SQL2Neo: Moving health-care data from relational to graph databases

SQL2Neo: Moving health-care data from relational to graph databases De-facto storage model being used by health-care information systems is Relational Database Management Systems (RDBMS). Albeit relational storage model is mature and widely used; they are incompetent to store and query data encompassing high degree of relationships. Health-care data is heavily annotated with relationships and hence are a suitable candidate for a specialized data model – Graph databases. Graph databases will empower health-care professionals to discover and manage new and useful relationships and also provides speed when querying highly-related data. To query related data, relational databases employ massive joins which are very expensive, in contrast graph data-stores have direct pointers to their adjacent nodes. Hence achieving much needed scalability to handle huge amount of medical data being generated at a very high velocity. Also, healthcare data is primarily semi/un-structured – inciting the need of a schema-less database.

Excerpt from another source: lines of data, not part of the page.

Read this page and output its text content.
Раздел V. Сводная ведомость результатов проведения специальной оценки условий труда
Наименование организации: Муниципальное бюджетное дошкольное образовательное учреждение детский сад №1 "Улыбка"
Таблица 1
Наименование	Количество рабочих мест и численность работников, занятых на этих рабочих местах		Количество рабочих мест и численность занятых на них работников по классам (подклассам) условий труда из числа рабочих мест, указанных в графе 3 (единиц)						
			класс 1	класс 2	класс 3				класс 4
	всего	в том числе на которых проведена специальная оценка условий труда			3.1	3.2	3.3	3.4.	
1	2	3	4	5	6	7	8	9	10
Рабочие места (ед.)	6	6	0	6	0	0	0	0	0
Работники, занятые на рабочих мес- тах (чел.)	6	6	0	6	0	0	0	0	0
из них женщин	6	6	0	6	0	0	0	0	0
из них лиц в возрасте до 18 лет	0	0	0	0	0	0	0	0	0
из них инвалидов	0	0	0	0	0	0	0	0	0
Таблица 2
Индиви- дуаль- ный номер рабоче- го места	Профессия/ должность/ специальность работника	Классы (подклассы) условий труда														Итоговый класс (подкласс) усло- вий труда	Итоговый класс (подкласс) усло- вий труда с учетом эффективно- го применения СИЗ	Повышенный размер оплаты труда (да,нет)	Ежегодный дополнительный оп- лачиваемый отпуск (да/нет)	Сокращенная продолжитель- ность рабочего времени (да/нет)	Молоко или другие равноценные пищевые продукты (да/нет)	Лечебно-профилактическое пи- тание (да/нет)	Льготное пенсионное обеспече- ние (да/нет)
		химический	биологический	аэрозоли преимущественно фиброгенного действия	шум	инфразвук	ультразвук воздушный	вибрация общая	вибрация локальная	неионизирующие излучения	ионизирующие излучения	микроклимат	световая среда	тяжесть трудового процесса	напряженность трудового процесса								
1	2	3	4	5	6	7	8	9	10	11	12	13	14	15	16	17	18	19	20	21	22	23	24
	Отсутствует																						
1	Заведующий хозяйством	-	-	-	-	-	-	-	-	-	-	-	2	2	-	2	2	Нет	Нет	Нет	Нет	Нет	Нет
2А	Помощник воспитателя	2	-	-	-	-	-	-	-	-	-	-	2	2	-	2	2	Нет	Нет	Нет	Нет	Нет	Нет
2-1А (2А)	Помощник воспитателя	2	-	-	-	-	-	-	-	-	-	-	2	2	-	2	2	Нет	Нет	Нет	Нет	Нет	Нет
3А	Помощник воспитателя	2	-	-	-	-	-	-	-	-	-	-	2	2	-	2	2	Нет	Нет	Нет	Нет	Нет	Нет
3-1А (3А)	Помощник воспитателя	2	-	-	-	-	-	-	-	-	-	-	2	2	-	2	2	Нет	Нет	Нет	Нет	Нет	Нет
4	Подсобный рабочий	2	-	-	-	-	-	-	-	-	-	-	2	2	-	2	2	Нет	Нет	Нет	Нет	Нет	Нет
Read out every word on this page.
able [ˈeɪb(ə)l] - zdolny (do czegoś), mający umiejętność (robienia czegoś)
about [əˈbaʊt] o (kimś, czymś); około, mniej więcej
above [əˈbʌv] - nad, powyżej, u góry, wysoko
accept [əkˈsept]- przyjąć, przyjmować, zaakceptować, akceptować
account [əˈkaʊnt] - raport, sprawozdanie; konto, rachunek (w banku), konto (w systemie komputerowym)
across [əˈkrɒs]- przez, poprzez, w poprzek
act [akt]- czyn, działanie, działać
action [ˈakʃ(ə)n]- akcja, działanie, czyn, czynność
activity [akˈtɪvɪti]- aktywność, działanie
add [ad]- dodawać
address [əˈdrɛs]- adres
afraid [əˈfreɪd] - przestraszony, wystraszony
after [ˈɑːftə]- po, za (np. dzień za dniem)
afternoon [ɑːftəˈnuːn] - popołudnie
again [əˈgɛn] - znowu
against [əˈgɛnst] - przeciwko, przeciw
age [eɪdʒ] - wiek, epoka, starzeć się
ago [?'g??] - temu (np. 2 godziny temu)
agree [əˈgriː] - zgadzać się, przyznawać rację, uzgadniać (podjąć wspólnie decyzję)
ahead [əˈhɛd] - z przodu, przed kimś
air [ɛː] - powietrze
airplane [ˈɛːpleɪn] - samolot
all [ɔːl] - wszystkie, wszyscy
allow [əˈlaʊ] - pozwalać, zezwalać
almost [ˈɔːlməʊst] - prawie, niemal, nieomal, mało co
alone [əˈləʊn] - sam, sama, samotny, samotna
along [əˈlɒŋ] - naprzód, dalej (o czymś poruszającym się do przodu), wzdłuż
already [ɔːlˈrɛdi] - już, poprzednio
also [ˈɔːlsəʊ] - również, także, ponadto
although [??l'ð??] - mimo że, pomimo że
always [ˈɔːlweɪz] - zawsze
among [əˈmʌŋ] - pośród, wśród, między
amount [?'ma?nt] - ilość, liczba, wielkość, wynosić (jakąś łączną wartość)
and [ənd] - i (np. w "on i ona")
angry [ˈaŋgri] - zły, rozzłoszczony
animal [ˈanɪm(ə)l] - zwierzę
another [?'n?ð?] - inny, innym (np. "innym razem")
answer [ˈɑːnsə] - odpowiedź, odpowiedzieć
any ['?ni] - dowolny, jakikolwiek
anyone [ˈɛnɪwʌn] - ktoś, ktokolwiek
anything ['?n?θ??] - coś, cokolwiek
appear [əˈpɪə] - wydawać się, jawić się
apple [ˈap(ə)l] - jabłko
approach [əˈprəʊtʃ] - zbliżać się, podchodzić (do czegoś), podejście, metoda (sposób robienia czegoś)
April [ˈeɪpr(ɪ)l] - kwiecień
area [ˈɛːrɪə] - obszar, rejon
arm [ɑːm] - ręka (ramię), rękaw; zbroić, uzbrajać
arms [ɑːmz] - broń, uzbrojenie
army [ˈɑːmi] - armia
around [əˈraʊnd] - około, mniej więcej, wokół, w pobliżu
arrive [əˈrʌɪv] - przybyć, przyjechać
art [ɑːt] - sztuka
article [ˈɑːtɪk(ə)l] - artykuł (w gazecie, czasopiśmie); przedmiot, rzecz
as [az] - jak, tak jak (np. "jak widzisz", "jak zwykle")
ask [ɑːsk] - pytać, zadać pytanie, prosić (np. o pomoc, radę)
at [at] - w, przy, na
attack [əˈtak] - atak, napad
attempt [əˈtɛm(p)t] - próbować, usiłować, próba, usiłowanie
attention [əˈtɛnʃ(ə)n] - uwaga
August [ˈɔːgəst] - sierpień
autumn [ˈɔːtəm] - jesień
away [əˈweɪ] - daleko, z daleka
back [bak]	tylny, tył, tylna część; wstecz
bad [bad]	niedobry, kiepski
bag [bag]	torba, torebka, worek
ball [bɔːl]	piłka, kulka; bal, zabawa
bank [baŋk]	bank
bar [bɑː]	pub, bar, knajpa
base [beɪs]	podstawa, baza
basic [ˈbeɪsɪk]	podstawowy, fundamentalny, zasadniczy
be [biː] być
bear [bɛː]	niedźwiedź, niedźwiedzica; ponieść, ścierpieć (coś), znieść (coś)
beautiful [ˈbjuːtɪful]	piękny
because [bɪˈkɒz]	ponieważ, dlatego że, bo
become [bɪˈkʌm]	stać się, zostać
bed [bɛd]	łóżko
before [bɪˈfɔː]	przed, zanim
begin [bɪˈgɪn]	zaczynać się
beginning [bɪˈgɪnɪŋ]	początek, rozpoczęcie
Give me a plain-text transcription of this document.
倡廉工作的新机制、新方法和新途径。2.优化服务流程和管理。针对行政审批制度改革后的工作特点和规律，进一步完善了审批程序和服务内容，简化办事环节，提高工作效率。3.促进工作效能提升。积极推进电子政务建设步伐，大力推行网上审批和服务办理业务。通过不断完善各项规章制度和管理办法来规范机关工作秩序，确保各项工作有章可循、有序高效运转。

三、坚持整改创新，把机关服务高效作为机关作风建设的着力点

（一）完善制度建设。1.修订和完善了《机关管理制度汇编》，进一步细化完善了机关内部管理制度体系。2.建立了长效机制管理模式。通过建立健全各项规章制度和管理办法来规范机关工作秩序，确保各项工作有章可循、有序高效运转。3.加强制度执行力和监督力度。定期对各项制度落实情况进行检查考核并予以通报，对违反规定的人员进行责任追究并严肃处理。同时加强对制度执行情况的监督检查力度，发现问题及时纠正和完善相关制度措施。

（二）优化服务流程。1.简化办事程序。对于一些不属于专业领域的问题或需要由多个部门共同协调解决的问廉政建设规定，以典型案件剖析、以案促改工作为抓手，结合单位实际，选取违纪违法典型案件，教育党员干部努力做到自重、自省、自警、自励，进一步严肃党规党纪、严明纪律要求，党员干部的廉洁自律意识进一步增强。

In this proposal a methodology to convert a relational to a graph database by exploiting the schema and the constraints of the source, is proposed. The approach supports the translation of conjunctive SQL queries over the source into graph traversal operations over the target. The experimental results are provided to show the feasibility of the solution and the efficiency of query answering over the target database. Tuples are mapped to nodes and foreign key is mapped into edges. Software have been implemented in Java to convert a sample medical relational database with 24 tables to a graph database. During transformation, constraints were preserved. MySQL as relational database and popular graph database – Neo4j was used for the implementation of proposed system – SQL2Neo.